A previous route numbered FM 1492 was designated on August 25, 1949, from US 77, 3.5 mi south of Waxahachie, southeast 5.6 mi to Nash. On October 25, 1955, the road was extended southeast 5.3 mi to SH 34 at Avalon. FM 1492 was cancelled on June 1, 1962, and transferred to FM 55.

==FM 1495==

Farm to Market Road 1495 (FM 1495) is located in Brazoria County.

The northern terminus of FM 1495 is at FM 523, south of plants belonging to the Dow Chemical Company. Taking a southeast-to-south route, the highway crosses the old Brazos River, passing the Storm Surge Lock to the west of the bridge. Becoming Navigation Boulevard, FM 1495 continues through the east end of Freeport, passing the Port of Freeport and intersecting with SH 36 and SH 288 (the concurrent highways end at FM 1495). Then making a turn to the southeast, the highway crosses the Intracoastal Waterway, giving drivers a view of the beach and the Gulf of Mexico. The southern terminus of FM 1495 is at the end of the bridge with a four-way stop at County Road 723, Quintana's main road. Continuing past the stop sign takes drivers to Bryan Beach.

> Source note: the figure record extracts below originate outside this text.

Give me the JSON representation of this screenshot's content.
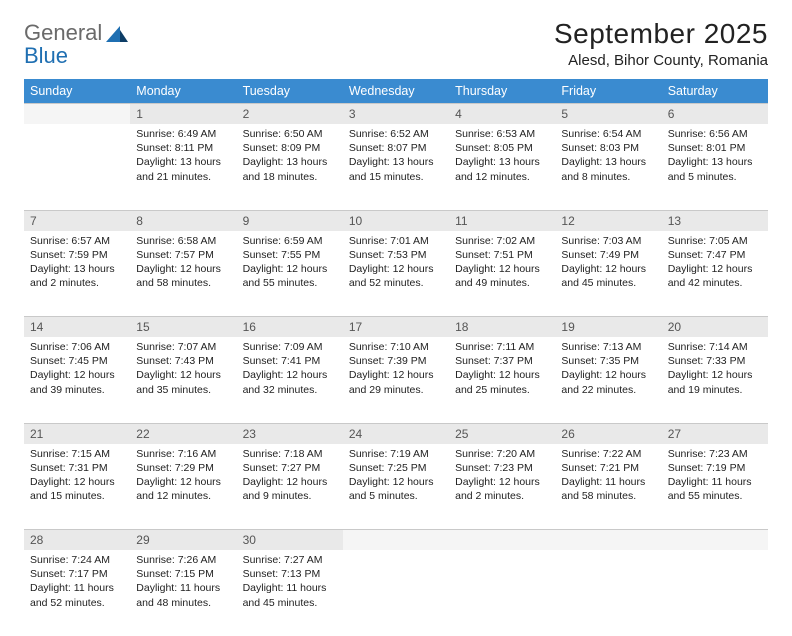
{
  "logo": {
    "word1": "General",
    "word2": "Blue"
  },
  "title": "September 2025",
  "location": "Alesd, Bihor County, Romania",
  "columns": [
    "Sunday",
    "Monday",
    "Tuesday",
    "Wednesday",
    "Thursday",
    "Friday",
    "Saturday"
  ],
  "colors": {
    "header_bg": "#3a8bd0",
    "header_fg": "#ffffff",
    "daynum_bg": "#e9e9e9",
    "daynum_fg": "#555555",
    "logo_gray": "#6a6a6a",
    "logo_blue": "#1f6fb2"
  },
  "weeks": [
    [
      {
        "n": ""
      },
      {
        "n": "1",
        "sr": "6:49 AM",
        "ss": "8:11 PM",
        "dl": "13 hours and 21 minutes."
      },
      {
        "n": "2",
        "sr": "6:50 AM",
        "ss": "8:09 PM",
        "dl": "13 hours and 18 minutes."
      },
      {
        "n": "3",
        "sr": "6:52 AM",
        "ss": "8:07 PM",
        "dl": "13 hours and 15 minutes."
      },
      {
        "n": "4",
        "sr": "6:53 AM",
        "ss": "8:05 PM",
        "dl": "13 hours and 12 minutes."
      },
      {
        "n": "5",
        "sr": "6:54 AM",
        "ss": "8:03 PM",
        "dl": "13 hours and 8 minutes."
      },
      {
        "n": "6",
        "sr": "6:56 AM",
        "ss": "8:01 PM",
        "dl": "13 hours and 5 minutes."
      }
    ],
    [
      {
        "n": "7",
        "sr": "6:57 AM",
        "ss": "7:59 PM",
        "dl": "13 hours and 2 minutes."
      },
      {
        "n": "8",
        "sr": "6:58 AM",
        "ss": "7:57 PM",
        "dl": "12 hours and 58 minutes."
      },
      {
        "n": "9",
        "sr": "6:59 AM",
        "ss": "7:55 PM",
        "dl": "12 hours and 55 minutes."
      },
      {
        "n": "10",
        "sr": "7:01 AM",
        "ss": "7:53 PM",
        "dl": "12 hours and 52 minutes."
      },
      {
        "n": "11",
        "sr": "7:02 AM",
        "ss": "7:51 PM",
        "dl": "12 hours and 49 minutes."
      },
      {
        "n": "12",
        "sr": "7:03 AM",
        "ss": "7:49 PM",
        "dl": "12 hours and 45 minutes."
      },
      {
        "n": "13",
        "sr": "7:05 AM",
        "ss": "7:47 PM",
        "dl": "12 hours and 42 minutes."
      }
    ],
    [
      {
        "n": "14",
        "sr": "7:06 AM",
        "ss": "7:45 PM",
        "dl": "12 hours and 39 minutes."
      },
      {
        "n": "15",
        "sr": "7:07 AM",
        "ss": "7:43 PM",
        "dl": "12 hours and 35 minutes."
      },
      {
        "n": "16",
        "sr": "7:09 AM",
        "ss": "7:41 PM",
        "dl": "12 hours and 32 minutes."
      },
      {
        "n": "17",
        "sr": "7:10 AM",
        "ss": "7:39 PM",
        "dl": "12 hours and 29 minutes."
      },
      {
        "n": "18",
        "sr": "7:11 AM",
        "ss": "7:37 PM",
        "dl": "12 hours and 25 minutes."
      },
      {
        "n": "19",
        "sr": "7:13 AM",
        "ss": "7:35 PM",
        "dl": "12 hours and 22 minutes."
      },
      {
        "n": "20",
        "sr": "7:14 AM",
        "ss": "7:33 PM",
        "dl": "12 hours and 19 minutes."
      }
    ],
    [
      {
        "n": "21",
        "sr": "7:15 AM",
        "ss": "7:31 PM",
        "dl": "12 hours and 15 minutes."
      },
      {
        "n": "22",
        "sr": "7:16 AM",
        "ss": "7:29 PM",
        "dl": "12 hours and 12 minutes."
      },
      {
        "n": "23",
        "sr": "7:18 AM",
        "ss": "7:27 PM",
        "dl": "12 hours and 9 minutes."
      },
      {
        "n": "24",
        "sr": "7:19 AM",
        "ss": "7:25 PM",
        "dl": "12 hours and 5 minutes."
      },
      {
        "n": "25",
        "sr": "7:20 AM",
        "ss": "7:23 PM",
        "dl": "12 hours and 2 minutes."
      },
      {
        "n": "26",
        "sr": "7:22 AM",
        "ss": "7:21 PM",
        "dl": "11 hours and 58 minutes."
      },
      {
        "n": "27",
        "sr": "7:23 AM",
        "ss": "7:19 PM",
        "dl": "11 hours and 55 minutes."
      }
    ],
    [
      {
        "n": "28",
        "sr": "7:24 AM",
        "ss": "7:17 PM",
        "dl": "11 hours and 52 minutes."
      },
      {
        "n": "29",
        "sr": "7:26 AM",
        "ss": "7:15 PM",
        "dl": "11 hours and 48 minutes."
      },
      {
        "n": "30",
        "sr": "7:27 AM",
        "ss": "7:13 PM",
        "dl": "11 hours and 45 minutes."
      },
      {
        "n": ""
      },
      {
        "n": ""
      },
      {
        "n": ""
      },
      {
        "n": ""
      }
    ]
  ],
  "labels": {
    "sunrise": "Sunrise:",
    "sunset": "Sunset:",
    "daylight": "Daylight:"
  }
}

FM 1495 was designated on September 21, 1955, from SH 36 to the Gulf of Mexico. On May 6, 1964, the route was extended north around the eastern edge of Freeport to its current northern terminus at FM 523.

FM 1495 once crossed the Intracoastal Waterway via a swing bridge. The bridge was replaced in 2003 due to concerns of Hurricane Evacuation and Emergency Personnel.

===FM 1495 (1949)===

A previous route numbered FM 1495 was designated on August 25, 1949, from US 190 west 2.2 mi to a road intersection in Lampasas County. On October 26, 1954, the designation was extended southwest to FM 580. FM 1495 was cancelled on September 2, 1955, and the mileage was transferred to FM 581.